The daily dose should be significantly higher:

  • In seniors aged 80 and over to compensate for increased oxidative stress. 80 mcg per day also ensures proper functioning of the immune system;
  • In athletes to compensate for effort and the oxidative mechanisms that result from it. The increase in intake can be up to 30 mcg.

What are the risks of deficiency?

Selenium intake has been less and less well covered in recent years.
The cause is food products (plants or animals) from environments depleted in selenium (greenhouse crops, etc.).

However, the risk of severe selenium deficiency is relatively rare. On the other hand, when it is proven, it often results in a fragility of the immune system. In children, this is a breeding ground for Keshan disease, a rare form of cardiomyopathy.

Mild selenium deficiency can be diagnosed through a range of symptoms. Among these, lasting fatigue, greater susceptibility, depressed mood, lower efficiency of the immune system or a thyroid problem.

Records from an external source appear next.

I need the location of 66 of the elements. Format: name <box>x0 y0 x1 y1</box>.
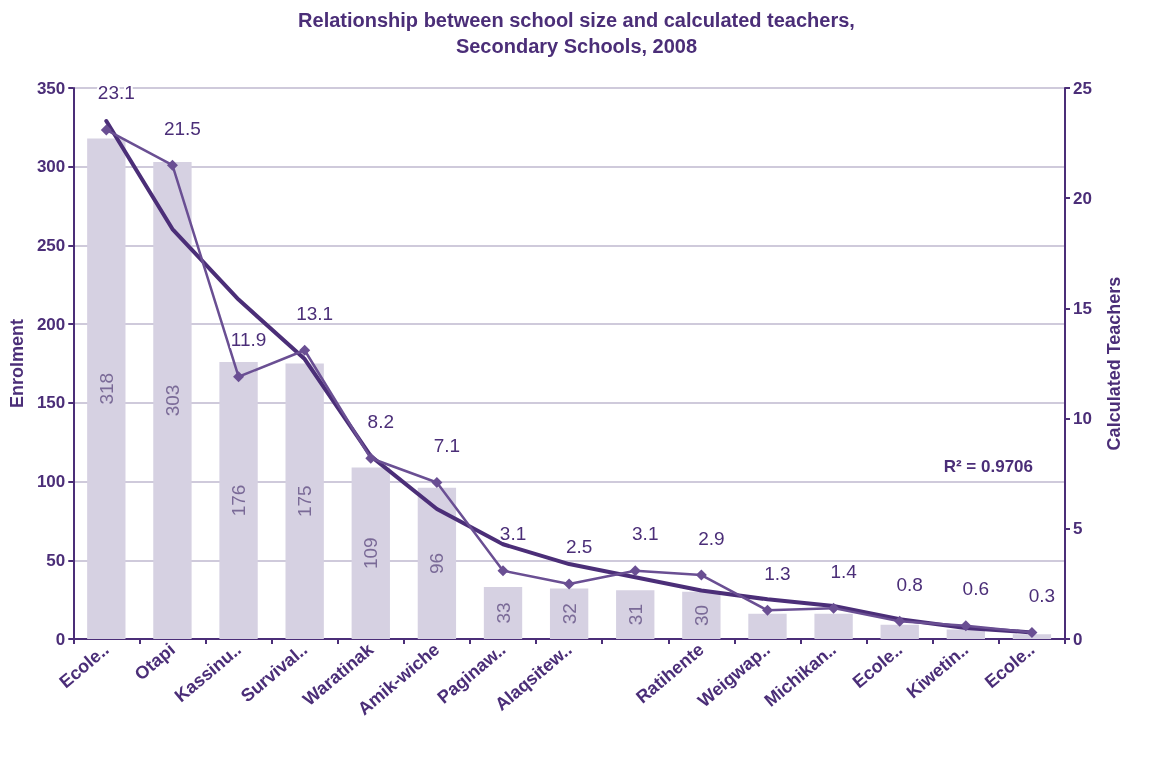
annotation: R² = 0.9706 <box>943 457 1033 476</box>
y-tick-label: 100 <box>36 472 66 492</box>
bar <box>1012 634 1052 639</box>
point <box>365 452 377 464</box>
y2-tick-label: 15 <box>1073 298 1092 318</box>
data-label: 175 <box>294 485 316 518</box>
y-tick-label: 200 <box>36 314 66 334</box>
y2-tick-label: 0 <box>1073 629 1083 649</box>
data-label: 318 <box>95 372 117 405</box>
data-label: 96 <box>426 552 448 574</box>
y2-axis-title: Calculated Teachers <box>1104 276 1124 451</box>
data-label: 31 <box>624 604 646 626</box>
data-label: 13.1 <box>296 302 334 324</box>
data-label: 21.5 <box>163 117 201 139</box>
point <box>629 565 641 577</box>
data-label: 30 <box>690 604 712 626</box>
point <box>960 620 972 632</box>
bar <box>748 613 787 639</box>
data-label: 0.8 <box>896 573 923 595</box>
data-label: 33 <box>492 602 514 624</box>
data-label: 11.9 <box>230 329 267 351</box>
point <box>1026 626 1038 638</box>
bar <box>880 624 919 639</box>
point <box>233 371 245 383</box>
data-label: 3.1 <box>632 523 659 545</box>
bar <box>483 587 523 639</box>
point <box>497 565 509 577</box>
point <box>299 344 311 356</box>
data-label: 0.3 <box>1028 584 1056 606</box>
data-label: 0.6 <box>962 578 990 600</box>
point <box>828 602 840 614</box>
data-label: 23.1 <box>97 82 135 104</box>
y-tick-label: 250 <box>36 235 66 255</box>
data-label: 32 <box>558 603 580 625</box>
bar <box>616 590 655 639</box>
point <box>100 124 112 136</box>
data-label: 303 <box>161 384 183 417</box>
y-tick-label: 350 <box>36 78 66 98</box>
y2-tick-label: 25 <box>1073 78 1092 98</box>
data-label: 7.1 <box>433 435 461 457</box>
data-label: 176 <box>228 484 250 517</box>
y-tick-label: 0 <box>55 629 66 649</box>
data-label: 2.5 <box>565 536 593 558</box>
bar <box>814 613 853 639</box>
data-label: 1.4 <box>830 560 858 582</box>
y-tick-label: 150 <box>36 393 66 413</box>
data-label: 109 <box>360 537 382 570</box>
bar <box>946 629 985 639</box>
point <box>761 604 773 616</box>
point <box>695 569 707 581</box>
data-label: 3.1 <box>499 523 527 545</box>
data-label: 8.2 <box>367 410 394 432</box>
data-label: 1.3 <box>764 562 791 584</box>
y-tick-label: 300 <box>36 157 66 177</box>
y-tick-label: 50 <box>46 550 66 570</box>
y2-tick-label: 10 <box>1073 409 1092 429</box>
point <box>563 578 575 590</box>
y2-tick-label: 20 <box>1073 188 1092 208</box>
y-axis-title: Enrolment <box>7 318 27 409</box>
data-label: 2.9 <box>698 527 725 549</box>
y2-tick-label: 5 <box>1073 519 1083 539</box>
bar <box>682 591 721 639</box>
point <box>431 477 443 489</box>
bar <box>549 588 589 639</box>
chart-title: Relationship between school size and calculated teachers, Secondary Schools, 2008 <box>298 9 855 57</box>
point <box>166 159 178 171</box>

The diagnosis must then be confirmed by medical analyses.

How to cover your daily needs?

Like manganese or vanadium, selenium cannot be synthesized by the body.
Only food can cover the daily nutritional intake that we need to be in good health.

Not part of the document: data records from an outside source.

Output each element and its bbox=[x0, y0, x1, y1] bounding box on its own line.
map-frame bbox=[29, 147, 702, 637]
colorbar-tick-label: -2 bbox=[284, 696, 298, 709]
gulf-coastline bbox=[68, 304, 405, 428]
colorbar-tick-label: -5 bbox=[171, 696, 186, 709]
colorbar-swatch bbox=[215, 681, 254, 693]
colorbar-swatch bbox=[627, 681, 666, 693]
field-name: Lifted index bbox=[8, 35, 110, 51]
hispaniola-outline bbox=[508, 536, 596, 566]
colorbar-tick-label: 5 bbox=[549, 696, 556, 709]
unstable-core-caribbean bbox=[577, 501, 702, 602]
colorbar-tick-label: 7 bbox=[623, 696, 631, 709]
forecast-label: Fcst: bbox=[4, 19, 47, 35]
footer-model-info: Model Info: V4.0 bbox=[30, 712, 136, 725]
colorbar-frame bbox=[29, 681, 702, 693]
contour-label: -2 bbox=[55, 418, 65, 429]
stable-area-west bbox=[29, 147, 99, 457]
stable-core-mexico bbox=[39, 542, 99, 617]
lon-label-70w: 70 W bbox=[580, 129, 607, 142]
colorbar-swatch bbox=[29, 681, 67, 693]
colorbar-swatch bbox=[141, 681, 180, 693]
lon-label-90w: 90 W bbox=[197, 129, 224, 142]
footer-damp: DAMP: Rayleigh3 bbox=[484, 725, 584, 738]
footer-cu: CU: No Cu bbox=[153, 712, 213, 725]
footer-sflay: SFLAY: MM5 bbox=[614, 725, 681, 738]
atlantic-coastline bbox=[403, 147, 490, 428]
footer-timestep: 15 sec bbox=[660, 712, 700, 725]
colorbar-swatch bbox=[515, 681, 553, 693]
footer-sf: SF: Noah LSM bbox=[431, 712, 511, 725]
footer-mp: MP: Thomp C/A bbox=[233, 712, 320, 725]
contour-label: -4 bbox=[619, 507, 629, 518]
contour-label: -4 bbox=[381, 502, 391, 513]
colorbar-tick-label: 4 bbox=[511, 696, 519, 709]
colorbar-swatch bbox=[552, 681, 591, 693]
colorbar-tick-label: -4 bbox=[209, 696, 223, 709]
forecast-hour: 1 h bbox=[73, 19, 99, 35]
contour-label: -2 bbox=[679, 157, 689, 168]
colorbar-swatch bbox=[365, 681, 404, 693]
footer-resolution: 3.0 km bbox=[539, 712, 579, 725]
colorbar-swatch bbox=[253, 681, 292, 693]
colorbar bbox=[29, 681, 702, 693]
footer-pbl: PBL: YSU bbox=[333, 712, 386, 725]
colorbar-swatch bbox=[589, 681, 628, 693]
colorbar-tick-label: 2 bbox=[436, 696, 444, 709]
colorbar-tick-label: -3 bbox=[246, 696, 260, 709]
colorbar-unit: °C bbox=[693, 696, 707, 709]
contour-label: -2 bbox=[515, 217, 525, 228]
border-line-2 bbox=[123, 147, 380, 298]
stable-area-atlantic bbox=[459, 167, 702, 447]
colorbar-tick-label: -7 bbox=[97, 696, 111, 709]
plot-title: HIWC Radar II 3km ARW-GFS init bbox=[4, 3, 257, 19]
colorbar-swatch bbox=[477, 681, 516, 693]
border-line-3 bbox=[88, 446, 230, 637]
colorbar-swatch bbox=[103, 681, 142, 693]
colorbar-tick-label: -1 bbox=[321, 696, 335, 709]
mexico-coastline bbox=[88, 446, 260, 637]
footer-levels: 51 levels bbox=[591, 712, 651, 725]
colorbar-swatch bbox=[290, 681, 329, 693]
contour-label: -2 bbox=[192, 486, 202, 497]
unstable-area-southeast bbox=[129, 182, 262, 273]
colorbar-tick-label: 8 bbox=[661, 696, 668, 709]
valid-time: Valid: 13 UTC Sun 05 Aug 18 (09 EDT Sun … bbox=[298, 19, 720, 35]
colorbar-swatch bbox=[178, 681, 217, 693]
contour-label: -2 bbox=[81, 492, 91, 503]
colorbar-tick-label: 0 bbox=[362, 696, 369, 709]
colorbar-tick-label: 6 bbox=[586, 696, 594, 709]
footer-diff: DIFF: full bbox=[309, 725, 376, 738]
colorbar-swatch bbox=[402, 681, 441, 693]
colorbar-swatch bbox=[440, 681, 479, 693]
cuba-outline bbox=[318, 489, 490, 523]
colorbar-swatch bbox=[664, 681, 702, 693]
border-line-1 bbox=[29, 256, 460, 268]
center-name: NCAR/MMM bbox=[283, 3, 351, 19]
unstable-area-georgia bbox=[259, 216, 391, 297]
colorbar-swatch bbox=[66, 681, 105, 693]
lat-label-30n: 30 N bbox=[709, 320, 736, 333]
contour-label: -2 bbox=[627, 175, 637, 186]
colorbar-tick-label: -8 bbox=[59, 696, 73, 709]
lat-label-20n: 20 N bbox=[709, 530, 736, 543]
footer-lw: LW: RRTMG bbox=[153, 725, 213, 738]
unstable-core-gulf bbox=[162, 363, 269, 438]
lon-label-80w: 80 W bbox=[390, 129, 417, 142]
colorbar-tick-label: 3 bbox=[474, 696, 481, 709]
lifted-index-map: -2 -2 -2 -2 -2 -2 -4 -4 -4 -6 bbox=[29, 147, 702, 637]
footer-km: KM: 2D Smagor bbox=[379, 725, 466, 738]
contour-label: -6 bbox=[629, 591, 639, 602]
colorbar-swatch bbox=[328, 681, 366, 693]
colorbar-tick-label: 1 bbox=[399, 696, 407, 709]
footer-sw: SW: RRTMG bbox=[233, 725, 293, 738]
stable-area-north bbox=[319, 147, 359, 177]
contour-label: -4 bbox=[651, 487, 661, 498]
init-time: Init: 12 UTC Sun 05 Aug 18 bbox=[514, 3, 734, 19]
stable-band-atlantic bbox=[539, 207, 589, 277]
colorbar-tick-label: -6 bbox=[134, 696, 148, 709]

What foods are rich in selenium?

Selenium is not broken down by heat or cold.
In fact, many foods, even when cooked, provide it. But the average content of this or that type of food remains very theoretical and largely linked to the selenium content of the soil (fish excepted!) from which it comes. Livestock or vegetables grown in greenhouses or hydroponics have levels lower than the assumed average.

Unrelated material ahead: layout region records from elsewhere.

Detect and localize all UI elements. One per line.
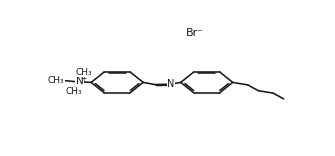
Text: N: N xyxy=(167,79,175,89)
Text: N: N xyxy=(76,76,83,86)
Text: +: + xyxy=(80,74,87,83)
Text: Br⁻: Br⁻ xyxy=(186,27,204,38)
Text: CH₃: CH₃ xyxy=(48,76,64,85)
Text: CH₃: CH₃ xyxy=(66,88,82,97)
Text: CH₃: CH₃ xyxy=(76,68,92,77)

The subject is important enough that a global map of the selenium content of soils is currently being carried out.

Subject to certain average contents (per 100 gr):

  • Brazil nuts 100 µg
  • Lentils, chickpeas: 40µg
  • Cabbage, artichoke: 10/15 µg
  • Egg yolk: 50/70 μg;
  • Fish: 20/40 µg;
  • Calf's liver: 20 µg;
  • Wholemeal bread: 5 µg;
  • Mushrooms: 3/5 µg.

Why food supplements rich in selenium?

As mentioned above, even with a varied diet, it is difficult to estimate actual selenium consumption due to the great variability of selenium in common foods.

Taking food supplements dosed with precision and moderation in selenium makes it possible to make up for any possible Se deficit in our diet.

The acceptable daily intake range remains wide enough so that supplementation dosed according to the Recommended Daily Allowances (RDA) is always tolerated by the body.
The Maximum Daily Dose for Adults is set at 400 µ/day (more than 5 times the Recommended Dose). Note that pregnant and breastfeeding women must respect intakes consistent with the RDA.

There is obviously no interest in occasional or lasting overdoses of selenium, which is why it is necessary to ensure that food supplements rich in selenium have been declared to the Dgccrf (in France) which ensures the conformity of the dosages according to EFSA and ANSES standards.